On 08/04/2011 21:30, "Mo McRoberts" <[email protected]> wrote:

>On Fri, Apr 8, 2011 at 12:13, Adrian Kennard <[email protected]> wrote:
>
>> Biggest issue is the likes of bit-torrents. They are lots of separate
>> tcp sessions so normal "full link" behaviour tends to balance between
>> tcp sessions not between customers.
>
>Pardon the dense question, but: Why?

Read Stevens (and some Van Jacobson too!) :) - TCP is designed to hoover
as much bandwidth as you've got and with the right window sizes it does it
very well indeed. RED (and WRED) were very good at dealing with this in
the past for simple TCP flow management but had a couple of issues that,
atleast in my view, were manageable. But that was in the day of much more
insane amounts of buffer management. For most folks these days the buffers
in modern kit are so extreme this is something you never need to worry
about and the reason for packet scheduling is about user experience and
(backhaul) costs.

>Customer A is sending a bunch of packets, customer B is sending a
>bunch of packets; why bother to introspect at the tcp/ip layer at all?

A vs B is never a useful discussion. Customer Type A is 90% of the world,
who just do email, web and facebook, customer type B is the other 10% who
do a lot of P2P, customer type B with a few dozen TCP sessions can use all
the bandwidth to the point that customer type A gets really poor
responsiveness. DPI lets you control this directionally, although its
still slightly a blunt instrument in my view.

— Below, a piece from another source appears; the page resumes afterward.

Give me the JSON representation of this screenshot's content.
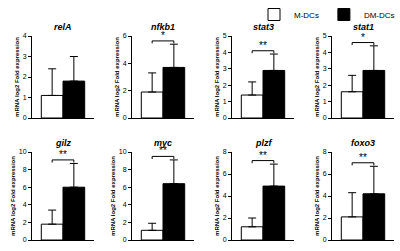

>Right, so if you do the traffic management in the core network (and
>I'm guessing it is), you're not going to have a clue what your
>customers are doing (at least not without an awful lot of nasty remote
>interrogation going on); what if you do it at the edge? Don't the
>DSLAMs know what their own port throughput is? And the switches
>they're connected to? and so forth?
>
>[W]FQ isn't exactly new-tech, and sticking stuff in the core to
>mitigate issues at the edge seems an awful lot like 'medicine' from
>the middle ages.

Nobody sensible wants to do any sort of traffic mangling at the core, it
really breaks stuff and makes it hard to select and make sensible choices
- the goal is not to let traffic you can't manage in at the point of entry
but with the volume of PPP around in operators networks, particularly in
the access space, operators tend to do traffic management at the
distribution point or the point of handover. Depending on your customers
requirement DPI can be useful here.

Large parts of operators networks are not within their control,
particularly in the access space and putting in DSLAMs with the
intelligence to manage traffic is a very expensive thing to do when you
are in the space of selling access at £5 a month. And even if you wanted
to do that now I don't think you can even buy these sort of DSLAMs any
more such is the drive for cheap access kit.